To correct x-axis shift in new data using previously identified peaks

- newdata_unshifted = registerspec(newdata,peaks);

### Options

**options** = a structure array with the following fields:

**display**: [ {'on'} | 'off' ] governs command-line output**plots**: [ {'none'} | 'fit' | 'final' ] governs plotting options**waitbar**: [ 'off' | 'on' | {'auto'} ] governs use of waitbar. If set to 'auto', waitbar will display if excessive time to process is expected.**nopeaks**: [ 'none' | {'warning'} | 'error' ] governs behavior when none of the reference peaks can be located.**shiftby**: [{-0.1}] minimum shifting interval. A positive value is interpreted as being in absolute`xaxis`units and a negative value as relative to the smallest`xaxis`interval.**interpolate**: [{[]}] interpolation interval for output spectra. Empty [] does no interpolation. A positive value is interpreted as being in absolute`xaxis`units and a negative value as relative to the smallest`xaxis`interval.**maxshift**: [in`xaxis`units, {4}] maximum allowed peak shift (peaks which require more shift than this will NOT be used for`xaxis`correction).**window**: [in`xaxis`units, {[]}] size of window to search for each peak. Empty [] uses automatic window based on maxshift.**order**: order of polynomial (only used for polynomial algorithms)**algorithm**:`xaxis`correction algorithm. One of:**pchip**: constrained piecewise spline (well behaved. The function is constrained not to extend beyond any peak's observed difference)**poly**: {default} Standard polynomial fit to found peaks. The`order`option defines the order of polynomial to use.**iterativepoly**: Iterative polynomial fitting. Peaks are located and shifts corrected over several iterations (cycles). The polynomial order is increased by 1 (one) after each iteration until it reaches the order defined by the`order`option. This algorithm works better for badly shifted spectra since the first low-order polynomial corrections bring the spectrum into approximate alignment where more peaks can be identified. Note that the`shiftfns`output will contain the equation used at each cycle for each spectrum rather than a single polynomial function.**findpeaks**: Locate non-moving peaks in whole dataset. Triggered by omission of the**peaks**input.

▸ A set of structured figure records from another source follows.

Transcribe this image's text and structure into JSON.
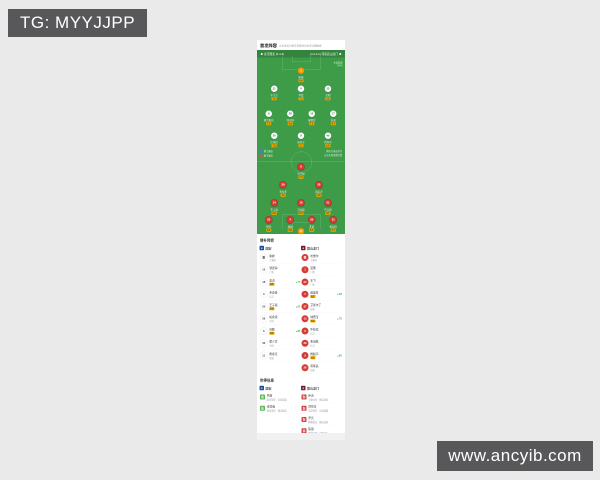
{
  "watermarks": {
    "tg": "TG: MYYJJPP",
    "site": "www.ancyib.com"
  },
  "colors": {
    "pitch": "#3e9c49",
    "home_jersey": "#ffffff",
    "home_number": "#2e7d32",
    "gk_jersey": "#f59b00",
    "away_jersey": "#d63c34",
    "rating_badge": "#f0ab00",
    "accent_green": "#2faa4a",
    "watermark_bg": "#58585a"
  },
  "lineup": {
    "title": "首发阵容",
    "subtitle": "点击球员头像可查看球员本场详细数据",
    "pitch": {
      "home_label": "北京国安 (3-4-3)",
      "away_label": "(4-3-2-1) 河南嵩山龙门",
      "side_info": [
        "主队阵型",
        "3-4-3"
      ],
      "legend": [
        {
          "label": "换上球员"
        },
        {
          "label": "换下球员"
        }
      ],
      "notes": [
        "黄色为球员评分",
        "点击头像查看详情"
      ],
      "home_rows": [
        [
          {
            "num": "1",
            "name": "侯森",
            "rating": "6.9"
          }
        ],
        [
          {
            "num": "21",
            "name": "于大宝",
            "rating": "7.0"
          },
          {
            "num": "4",
            "name": "李磊",
            "rating": "7.2"
          },
          {
            "num": "23",
            "name": "王刚",
            "rating": "6.8"
          }
        ],
        [
          {
            "num": "8",
            "name": "奥古斯托",
            "rating": "7.5"
          },
          {
            "num": "28",
            "name": "池忠国",
            "rating": "6.9"
          },
          {
            "num": "10",
            "name": "张稀哲",
            "rating": "7.3"
          },
          {
            "num": "17",
            "name": "朴成",
            "rating": "6.7"
          }
        ],
        [
          {
            "num": "20",
            "name": "比埃拉",
            "rating": "7.8"
          },
          {
            "num": "9",
            "name": "张玉宁",
            "rating": "7.1"
          },
          {
            "num": "40",
            "name": "巴坎布",
            "rating": "6.6"
          }
        ]
      ],
      "away_rows": [
        [
          {
            "num": "9",
            "name": "卡兰加",
            "rating": "7.4"
          }
        ],
        [
          {
            "num": "29",
            "name": "多拉多",
            "rating": "7.0"
          },
          {
            "num": "26",
            "name": "周定洋",
            "rating": "6.8"
          }
        ],
        [
          {
            "num": "14",
            "name": "王上源",
            "rating": "6.9"
          },
          {
            "num": "16",
            "name": "冯卓毅",
            "rating": "6.5"
          },
          {
            "num": "21",
            "name": "马兴煜",
            "rating": "6.7"
          }
        ],
        [
          {
            "num": "25",
            "name": "柯钊",
            "rating": "6.6"
          },
          {
            "num": "4",
            "name": "顾操",
            "rating": "6.8"
          },
          {
            "num": "20",
            "name": "罗歆",
            "rating": "6.4"
          },
          {
            "num": "31",
            "name": "杨国元",
            "rating": "6.7"
          }
        ],
        [
          {
            "num": "17",
            "name": "王国明",
            "rating": "7.2"
          }
        ]
      ]
    }
  },
  "subs": {
    "title": "替补阵容",
    "home": {
      "name": "国安"
    },
    "away": {
      "name": "嵩山龙门"
    },
    "left": [
      {
        "num": "教",
        "name": "谢峰",
        "role": "主教练",
        "rating": "",
        "minute": ""
      },
      {
        "num": "12",
        "name": "邹德海",
        "role": "门将",
        "rating": "",
        "minute": ""
      },
      {
        "num": "18",
        "name": "姜涛",
        "role": "",
        "rating": "6.5",
        "minute": "▲75'"
      },
      {
        "num": "3",
        "name": "金泰延",
        "role": "后卫",
        "rating": "",
        "minute": ""
      },
      {
        "num": "25",
        "name": "王子铭",
        "role": "",
        "rating": "6.8",
        "minute": "▲62'"
      },
      {
        "num": "26",
        "name": "侯永永",
        "role": "中场",
        "rating": "",
        "minute": ""
      },
      {
        "num": "6",
        "name": "吕鹏",
        "role": "",
        "rating": "6.3",
        "minute": "▲80'"
      },
      {
        "num": "33",
        "name": "梁少文",
        "role": "中场",
        "rating": "",
        "minute": ""
      },
      {
        "num": "11",
        "name": "曹永竞",
        "role": "前锋",
        "rating": "",
        "minute": ""
      }
    ],
    "right": [
      {
        "num": "教",
        "name": "哈维尔",
        "role": "主教练",
        "rating": "",
        "minute": ""
      },
      {
        "num": "1",
        "name": "吴龑",
        "role": "门将",
        "rating": "",
        "minute": ""
      },
      {
        "num": "22",
        "name": "王飞",
        "role": "门将",
        "rating": "",
        "minute": ""
      },
      {
        "num": "7",
        "name": "迪奥普",
        "role": "",
        "rating": "6.7",
        "minute": "▲58'"
      },
      {
        "num": "37",
        "name": "艾菲尔丁",
        "role": "前锋",
        "rating": "",
        "minute": ""
      },
      {
        "num": "13",
        "name": "钟晋宝",
        "role": "",
        "rating": "6.4",
        "minute": "▲70'"
      },
      {
        "num": "5",
        "name": "牛梓屹",
        "role": "后卫",
        "rating": "",
        "minute": ""
      },
      {
        "num": "39",
        "name": "朱旭航",
        "role": "后卫",
        "rating": "",
        "minute": ""
      },
      {
        "num": "2",
        "name": "杨超声",
        "role": "",
        "rating": "6.2",
        "minute": "▲85'"
      },
      {
        "num": "36",
        "name": "黄紫昌",
        "role": "前锋",
        "rating": "",
        "minute": ""
      }
    ]
  },
  "injuries": {
    "title": "伤停信息",
    "home": {
      "name": "国安"
    },
    "away": {
      "name": "嵩山龙门"
    },
    "left": [
      {
        "icon": "伤",
        "name": "巴顿",
        "detail": "肌肉受伤 · 出战成疑"
      },
      {
        "icon": "伤",
        "name": "金玟哉",
        "detail": "膝盖受伤 · 确定缺席"
      }
    ],
    "right": [
      {
        "icon": "伤",
        "name": "伊沃",
        "detail": "大腿拉伤 · 确定缺席"
      },
      {
        "icon": "伤",
        "name": "舒尼奇",
        "detail": "背部受伤 · 出战成疑"
      },
      {
        "icon": "伤",
        "name": "罗竞",
        "detail": "脚踝受伤 · 确定缺席"
      },
      {
        "icon": "停",
        "name": "陈灏",
        "detail": "累积黄牌 · 停赛1场"
      }
    ]
  }
}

**smoothing**: [ 'off' | {'on'} ] governs use of smoothing algorithm during peak location. If 'on' each sub-window is smoothed prior to locating maximum in window.**smoothinfo**: [width order] smoothing parameters to be passed to smoothing function savgol if enabled by smoothing option above. width is width of window in number of variables, order is order of polynomial. Default is width of 5 and order 2: [5 2].

### Algorithm

**Spectral Shift Correction**

Correction of x-axis shift is achieved by these steps:

- . A window of points around each of the expected peak positions (including variables up to options.maxshift axis units away) is extracted from the spectrum-at-large and interpolated using spline interpolation.
- . The observed peak location is determined as the maximum of each interpolated window.
- . The observed maxima are compared to the expected peak locations, and the differences are fit with one of several possible functions (see options.algorithm).
- . The difference indicated by the fitting function is removed from the spectrum using interpolation.

**Reference Peak Identification**

Reference peak identification is achieved by assuming peaks are located continuously at every variable across the spectrum. Using the spectral shift algorithm described above, the maximum of each peak window is located for the average of all spectra. This is repeated for all individual spectra, and the list of located maxima is searched to identify peaks which were present and within options.maxshift points in all spectra.